I love chickpeas. They are so versatile. They’re also low in fat and high in protein, fiber and iron. In fact, just one cup renders 14.5 grams of protein, 12.5 grams of dietary fiber and almost 5 milligrams of iron. Chickpeas, alias garbanzo beans, are an essential ingredient in hummus. You can use them to add an amazing nutritional boost to salads and soups and, as you can see with my Crunchy Chickpea Salad Sandwich recipe, they make a great staple food for sandwiches, as well.
I also love dill weed. Imagine a weed that tastes this good! It’s also good for you. Similar to parsley and garlic, dill has been found to provide chemoprotective and bacteriostatic properties, protecting against free radicals and bacterial overgrowth. It’s also high in calcium and acts as a flavorful way to help prevent bone loss. If you’re trying out this recipe, be sure not to skip the dill as it is the one “stand alone” ingredient that separates this Chickpea Salad Sandwich recipe from many of the others.

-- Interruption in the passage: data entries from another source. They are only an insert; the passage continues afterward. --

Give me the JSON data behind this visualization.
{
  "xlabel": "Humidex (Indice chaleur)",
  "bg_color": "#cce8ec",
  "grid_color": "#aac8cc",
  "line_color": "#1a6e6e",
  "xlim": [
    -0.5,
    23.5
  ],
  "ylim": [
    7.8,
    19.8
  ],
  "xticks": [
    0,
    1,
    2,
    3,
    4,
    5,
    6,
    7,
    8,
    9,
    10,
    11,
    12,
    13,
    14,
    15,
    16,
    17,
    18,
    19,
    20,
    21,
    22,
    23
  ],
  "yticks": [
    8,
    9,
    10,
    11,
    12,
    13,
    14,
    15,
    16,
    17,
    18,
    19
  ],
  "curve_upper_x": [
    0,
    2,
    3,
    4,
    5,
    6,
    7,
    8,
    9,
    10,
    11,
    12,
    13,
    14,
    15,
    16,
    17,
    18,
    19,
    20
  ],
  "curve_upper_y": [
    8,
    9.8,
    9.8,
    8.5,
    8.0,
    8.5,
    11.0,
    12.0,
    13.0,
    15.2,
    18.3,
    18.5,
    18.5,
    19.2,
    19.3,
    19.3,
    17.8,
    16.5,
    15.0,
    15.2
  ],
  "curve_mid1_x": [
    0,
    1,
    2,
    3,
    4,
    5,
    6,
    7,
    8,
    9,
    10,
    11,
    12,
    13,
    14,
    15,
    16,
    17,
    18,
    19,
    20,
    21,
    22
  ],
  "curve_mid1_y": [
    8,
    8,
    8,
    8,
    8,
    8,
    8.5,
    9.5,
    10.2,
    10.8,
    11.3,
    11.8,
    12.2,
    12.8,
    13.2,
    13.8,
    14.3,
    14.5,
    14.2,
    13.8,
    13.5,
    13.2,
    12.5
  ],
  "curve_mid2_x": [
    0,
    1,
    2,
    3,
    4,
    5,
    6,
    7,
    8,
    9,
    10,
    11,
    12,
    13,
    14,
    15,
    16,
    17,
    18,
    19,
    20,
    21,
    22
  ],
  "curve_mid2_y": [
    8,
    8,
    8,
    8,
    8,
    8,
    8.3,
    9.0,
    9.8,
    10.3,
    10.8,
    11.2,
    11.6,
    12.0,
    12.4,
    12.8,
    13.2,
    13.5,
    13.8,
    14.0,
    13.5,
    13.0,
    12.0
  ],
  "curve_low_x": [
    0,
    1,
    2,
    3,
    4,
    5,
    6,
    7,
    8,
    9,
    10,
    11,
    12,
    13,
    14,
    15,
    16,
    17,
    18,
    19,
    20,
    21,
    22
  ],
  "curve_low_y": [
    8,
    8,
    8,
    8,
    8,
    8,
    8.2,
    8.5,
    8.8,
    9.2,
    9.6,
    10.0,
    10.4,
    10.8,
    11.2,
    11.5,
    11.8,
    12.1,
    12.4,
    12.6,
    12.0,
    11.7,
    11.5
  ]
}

My favorite thing about this Crunchy Chickpea Salad Sandwich is it only takes about 10 minutes from prep to plate. Lunches will never be the same after you try this. I encourage you to play around with it, too. Add whatever you have in the fridge and see how different ingredients alter the taste. I’ve made this recipe several times and played around with it finally resting here on this recipe to post on my blog as I think it was the most flavorful. Well, it’s lunch time. See you in the kitchen!
A hint of dill and the sweet taste of raisins makes this crunchy chickpea salad sandwich packed with nutrition and deliciousness.
- 1 15 oz. can chickpeas (BPA-free, drained and rinsed)
- 1 medium clove garlic
- juice of one small lime
- 1/4 large red pepper (finely chopped)
- 1 stalk celery (finely chopped)
- 2 green onions (finely chopped)
- 1 small carrot (shredded)
- 1 tsp dill weed
- 3 tbsp Veganese
- 1 tsp Dijon Mustard
- 2 tbsp golden raisins
- 1–2 tbsp roasted sunflower seeds
- sea salt and black pepper (to taste)
- lettuce, tomato and avocado (for garnish)
- Add chickpeas, garlic, lime juice, Veganese, mustard and sea salt and pepper to food processor. Pulse till smooth and creamy, about 2-3 minutes.
- Pour chickpea mixture into large bowl. Add red pepper, celery, carrot, green onion, raisins, sunflower seeds and dill. Mix thoroughly.
- Spread across whole grain bread or stuff into a pita. Top with lettuce, tomato and avocado and serve.